Повесть о сестре - страница 13
— Котик, ты хочешь быть важным?
— Каким важным?
— Ну, например, ты станешь дядей.
— Каким дядей?
— Если у меня будет сын, ты будешь его дядей.
Меня это очень поразило: я не совсем был готов к роли дяди. Но Катя говорила так серьезно, что я постарался представить себе такой случай. Вот я — дядя. Катин сын, ужасно маленький, подходит ко мне и говорит пискляво:
— Здляствуй, дядя!
Я отвечаю снисходительно, но ласково:
— Здравствуй, мой милый.
— Мозьно мне поиглать?
— Да, только не очень шали.
Он идет играть, а я задумчиво беру книгу и вздыхаю. Выходило почтенно. И впервые я почувствовал, что становлюсь пожилым и солидным человеком.

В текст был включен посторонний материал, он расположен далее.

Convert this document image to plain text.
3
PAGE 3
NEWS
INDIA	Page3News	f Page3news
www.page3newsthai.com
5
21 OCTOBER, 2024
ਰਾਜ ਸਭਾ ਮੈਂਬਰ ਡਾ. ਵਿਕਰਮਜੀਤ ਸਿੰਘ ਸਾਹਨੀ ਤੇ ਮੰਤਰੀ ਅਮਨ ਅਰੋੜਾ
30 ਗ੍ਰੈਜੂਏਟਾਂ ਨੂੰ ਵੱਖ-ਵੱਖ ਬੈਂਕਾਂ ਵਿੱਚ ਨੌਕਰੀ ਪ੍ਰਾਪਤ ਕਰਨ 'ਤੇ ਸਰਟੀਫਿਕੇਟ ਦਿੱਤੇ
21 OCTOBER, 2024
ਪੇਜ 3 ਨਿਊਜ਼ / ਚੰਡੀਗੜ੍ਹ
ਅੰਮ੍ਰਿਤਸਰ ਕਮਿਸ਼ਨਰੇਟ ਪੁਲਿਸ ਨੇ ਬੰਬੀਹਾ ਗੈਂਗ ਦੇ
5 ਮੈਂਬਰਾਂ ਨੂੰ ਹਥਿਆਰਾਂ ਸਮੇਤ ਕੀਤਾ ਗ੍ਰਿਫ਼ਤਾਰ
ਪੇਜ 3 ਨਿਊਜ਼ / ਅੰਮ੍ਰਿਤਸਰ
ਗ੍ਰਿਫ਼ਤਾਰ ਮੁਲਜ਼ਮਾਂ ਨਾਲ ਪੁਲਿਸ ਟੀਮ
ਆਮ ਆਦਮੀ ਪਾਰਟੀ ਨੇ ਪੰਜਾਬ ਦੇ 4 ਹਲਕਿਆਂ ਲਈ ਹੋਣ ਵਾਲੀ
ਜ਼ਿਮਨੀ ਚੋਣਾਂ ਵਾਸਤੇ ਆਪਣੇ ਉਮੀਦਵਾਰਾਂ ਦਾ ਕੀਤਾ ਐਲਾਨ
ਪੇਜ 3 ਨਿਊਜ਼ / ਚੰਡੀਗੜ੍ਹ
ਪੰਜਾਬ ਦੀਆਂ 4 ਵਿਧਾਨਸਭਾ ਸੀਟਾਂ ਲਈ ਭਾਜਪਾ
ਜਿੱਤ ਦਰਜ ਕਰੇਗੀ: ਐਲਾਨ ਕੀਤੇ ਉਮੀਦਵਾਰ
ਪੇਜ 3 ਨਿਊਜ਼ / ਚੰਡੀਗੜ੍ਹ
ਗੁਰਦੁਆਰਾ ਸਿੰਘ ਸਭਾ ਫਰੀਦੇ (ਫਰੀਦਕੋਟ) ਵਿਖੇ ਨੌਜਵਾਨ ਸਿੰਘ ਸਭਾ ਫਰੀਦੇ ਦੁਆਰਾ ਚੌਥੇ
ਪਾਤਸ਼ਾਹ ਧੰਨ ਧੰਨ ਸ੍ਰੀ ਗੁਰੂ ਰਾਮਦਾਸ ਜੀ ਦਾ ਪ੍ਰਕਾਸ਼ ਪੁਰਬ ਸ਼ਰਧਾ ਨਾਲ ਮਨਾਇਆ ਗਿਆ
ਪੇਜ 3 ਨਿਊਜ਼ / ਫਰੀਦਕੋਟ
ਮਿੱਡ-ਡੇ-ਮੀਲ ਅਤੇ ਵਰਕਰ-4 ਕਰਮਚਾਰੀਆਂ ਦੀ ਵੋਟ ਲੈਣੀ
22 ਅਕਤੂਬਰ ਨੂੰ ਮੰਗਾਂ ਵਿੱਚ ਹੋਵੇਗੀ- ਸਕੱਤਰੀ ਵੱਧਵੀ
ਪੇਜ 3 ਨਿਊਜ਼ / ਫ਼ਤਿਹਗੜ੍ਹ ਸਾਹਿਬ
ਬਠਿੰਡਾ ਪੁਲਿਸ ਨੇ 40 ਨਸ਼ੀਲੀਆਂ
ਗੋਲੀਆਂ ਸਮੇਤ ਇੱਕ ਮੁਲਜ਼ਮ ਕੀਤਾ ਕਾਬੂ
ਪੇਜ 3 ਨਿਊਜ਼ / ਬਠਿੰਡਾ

Однажды, когда Лиза была в гимназии, я услыхал в ее комнате тихий и оживленный разговор. Говорил голос Кати, и никто ей не отвечал. Я подкрался к двери и заглянул.
Катя, с длинной косой, в светлом платье, сидела на Лизиной кровати, окруженная куклами. Самую большую — ту, которая открывала и закрывала глаза, — Катя держала на руках, прилаживая ей какой-то бантик. И я услыхал, как она сердитым шепотом говорила:
— Ах, тебе не нравится, тебе не нравится красный? Очень жаль, очень жаль, но другого нет. Пока походи с таким, а потом мама купит тебе голубенький. Да ну же, не вертись!
Одновременно за моей спиной раздался голос матери:
— Ты что тут, Котик, подсматриваешь? Что тебе интересно?
— Я смотрю, как Катя играет в куклы.
Мама вошла в комнату, а Катюша быстро собрала кукол и швырнула их в коробку. Покраснев, она сердито залепетала:
— Какие глупости, Костя, я просто смотрела, какой у Лизы беспорядок, все помято. Как странно, мама, ведь Лиза вообще такая аккуратная!
Мама пробормотала что-то, вроде: "Да, с ней бывает", повернулась и вышла. Но я заметил, как у нее запрыгали губы от смеха, который она старалась сдержать.
Катюша продолжала сидеть на кровати, и я не понял, почему она смущена и на меня злится. Я не видел ничего дурного в том, что она играет в куклы, — она и раньше часто играла, и с Лизой и одна.
Потом Катюша надула губы, ушла в гостиную, села в кресло и стала читать книжку. Мне очень хотелось с ней помириться, но я не знал, как это сделать. Когда вошла мама, Катя подперла голову кулаками и стала читать еще внимательнее. Мама погладила ее по голове:
— Ах ты, моя бедная девочка!
Катя отбросила книжку и прижалась к маме, и тогда мама, все еще смеясь, сказала:
— Ну чего же ты смущаешься? Вот погоди — будешь играть в живую куколку.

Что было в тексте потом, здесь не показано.